Die Industriekauffrau arbeitete bis zu ihrem 60. Geburtstag bei Ruhrgas. Nur Hausfrau und Mutter zu sein, kam für sie nicht in Frage. „Als mein Sohn acht und meine Tochter zwölf Jahre alt war, bin ich wieder arbeiten gegangen. Wir wollten schließlich auch in die Ferien fahren, da war der zweite Verdienst wichtig“, erinnert sich Wittke, die gerne noch länger gearbeitet hätte - was die wirtschaftliche Situation des Unternehmens aber nicht zuließ. Die Hände in den Schoß zu legen, war nie ihr Ding. Auch nach dem Tod ihres Mannes, mit dem sie 54 Jahre verheiratet war, vergrub sich die agile Seniorin im vergangenen Jahr nicht zu Hause: „Es hilft, noch gebraucht zu werden, da spielt das Alter keine Rolle“, bringt Wittke ihre Lebensphilosophie auf den Punkt. Wenngleich sie immer in sich hinein lächelt, sobald jemand in der Bahn für sie aufsteht und ihr den Platz anbietet: „Natürlich nehme ich das gerne an. Aber so richtig alt fühle ich mich eigentlich nicht“, sagt Ursel Wittke, die sich noch gut an ihre eigene Großmutter erinnert, die immer mit gestärkter schwarzer Robe, weißem Kragen und gestrenger Miene auf einem Stuhl saß und die Enkel beobachtete. „Früher hießen sie Alte, heute Senioren. Ich glaube unsere Generation ist noch neugierig auf das Leben“, sagt Wittke. Und das nimmt sie so, wie es eben kommt.
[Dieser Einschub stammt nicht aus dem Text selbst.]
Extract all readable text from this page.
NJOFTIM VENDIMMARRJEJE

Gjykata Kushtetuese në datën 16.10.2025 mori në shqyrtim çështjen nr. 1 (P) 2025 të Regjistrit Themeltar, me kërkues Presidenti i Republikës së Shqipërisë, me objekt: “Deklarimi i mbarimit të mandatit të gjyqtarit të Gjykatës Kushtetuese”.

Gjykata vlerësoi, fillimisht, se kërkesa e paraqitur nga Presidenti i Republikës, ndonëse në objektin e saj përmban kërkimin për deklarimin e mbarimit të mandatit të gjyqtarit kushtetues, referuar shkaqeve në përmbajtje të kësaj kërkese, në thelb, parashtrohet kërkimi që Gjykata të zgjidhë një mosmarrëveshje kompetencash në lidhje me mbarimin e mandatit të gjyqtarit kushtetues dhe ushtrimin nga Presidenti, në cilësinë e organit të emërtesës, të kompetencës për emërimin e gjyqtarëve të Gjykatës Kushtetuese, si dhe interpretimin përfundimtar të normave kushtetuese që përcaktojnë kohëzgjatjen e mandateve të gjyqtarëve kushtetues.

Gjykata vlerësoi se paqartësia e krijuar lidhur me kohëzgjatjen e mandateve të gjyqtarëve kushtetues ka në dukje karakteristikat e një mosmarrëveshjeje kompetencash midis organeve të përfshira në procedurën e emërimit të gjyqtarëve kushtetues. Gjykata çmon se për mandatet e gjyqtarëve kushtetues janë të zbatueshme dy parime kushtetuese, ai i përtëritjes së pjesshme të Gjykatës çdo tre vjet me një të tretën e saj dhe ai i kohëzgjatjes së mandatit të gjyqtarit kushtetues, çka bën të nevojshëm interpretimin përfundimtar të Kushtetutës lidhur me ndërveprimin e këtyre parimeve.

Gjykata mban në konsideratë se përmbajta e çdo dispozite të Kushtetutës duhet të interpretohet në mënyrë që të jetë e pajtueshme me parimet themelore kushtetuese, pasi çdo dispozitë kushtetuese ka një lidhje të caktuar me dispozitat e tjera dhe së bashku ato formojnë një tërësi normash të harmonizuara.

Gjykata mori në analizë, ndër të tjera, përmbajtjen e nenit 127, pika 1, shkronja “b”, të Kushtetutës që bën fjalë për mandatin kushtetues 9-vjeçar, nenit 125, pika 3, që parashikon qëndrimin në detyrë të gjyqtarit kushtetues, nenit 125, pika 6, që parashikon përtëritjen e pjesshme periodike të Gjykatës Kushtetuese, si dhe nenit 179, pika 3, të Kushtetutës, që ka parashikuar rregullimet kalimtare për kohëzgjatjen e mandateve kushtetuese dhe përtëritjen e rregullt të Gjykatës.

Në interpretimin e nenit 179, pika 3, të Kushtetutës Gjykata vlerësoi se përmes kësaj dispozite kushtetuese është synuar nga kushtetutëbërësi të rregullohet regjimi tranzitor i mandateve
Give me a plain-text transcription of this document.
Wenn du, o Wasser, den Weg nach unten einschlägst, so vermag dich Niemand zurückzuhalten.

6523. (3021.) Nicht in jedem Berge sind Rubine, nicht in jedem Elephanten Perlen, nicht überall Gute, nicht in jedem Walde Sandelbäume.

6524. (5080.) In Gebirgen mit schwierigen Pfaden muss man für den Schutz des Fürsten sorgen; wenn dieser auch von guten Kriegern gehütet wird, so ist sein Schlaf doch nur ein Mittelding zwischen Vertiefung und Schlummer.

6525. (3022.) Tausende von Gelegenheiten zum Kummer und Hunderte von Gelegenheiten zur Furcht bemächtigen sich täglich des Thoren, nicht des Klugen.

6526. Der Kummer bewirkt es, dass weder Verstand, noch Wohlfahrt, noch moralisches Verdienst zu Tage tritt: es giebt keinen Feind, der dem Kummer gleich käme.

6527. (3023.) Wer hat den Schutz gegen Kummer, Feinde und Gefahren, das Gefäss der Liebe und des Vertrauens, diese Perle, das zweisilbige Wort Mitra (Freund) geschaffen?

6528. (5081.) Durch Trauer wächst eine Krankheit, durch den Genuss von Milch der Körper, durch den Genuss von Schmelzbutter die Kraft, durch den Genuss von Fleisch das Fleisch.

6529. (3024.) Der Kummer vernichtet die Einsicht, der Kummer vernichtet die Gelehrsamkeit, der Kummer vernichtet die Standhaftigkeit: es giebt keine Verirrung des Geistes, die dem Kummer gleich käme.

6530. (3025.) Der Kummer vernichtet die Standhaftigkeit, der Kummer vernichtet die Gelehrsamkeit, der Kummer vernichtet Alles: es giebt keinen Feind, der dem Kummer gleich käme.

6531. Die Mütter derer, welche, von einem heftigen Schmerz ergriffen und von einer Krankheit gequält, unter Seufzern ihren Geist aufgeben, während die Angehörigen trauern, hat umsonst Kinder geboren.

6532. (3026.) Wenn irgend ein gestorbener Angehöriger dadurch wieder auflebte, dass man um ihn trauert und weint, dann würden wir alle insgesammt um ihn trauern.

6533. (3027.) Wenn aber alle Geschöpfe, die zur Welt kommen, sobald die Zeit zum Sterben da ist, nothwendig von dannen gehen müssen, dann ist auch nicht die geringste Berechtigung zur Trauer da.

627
Gehirnjogging und Gymnastik

Eigentlich war sie vor sechs Jahren wegen der Seniorenwohnungen bei der Awo vorstellig geworden. Für den Fall der Pflegebedürftigkeit wollte Wittke, die im Südviertel lebt, abgesichert sein. Als sie dann gefragt wurde, ob sie nicht einen Seniorenclub leiten wolle, zögerte sie nicht lang. 20 Jahre lang hatte sie sich bereits bei der Suchthilfe in Mülheim ehrenamtlich engagiert und viele Seminare zum Umgang mit Menschen absolviert. „Das kann ich hier gut einbringen“, sagt die 75-Jährige, die sich gerne etwas Neues für die Dienstagsclubs einfallen lässt; Gehirnjogging und Gymnastik auf dem Stuhl etwa.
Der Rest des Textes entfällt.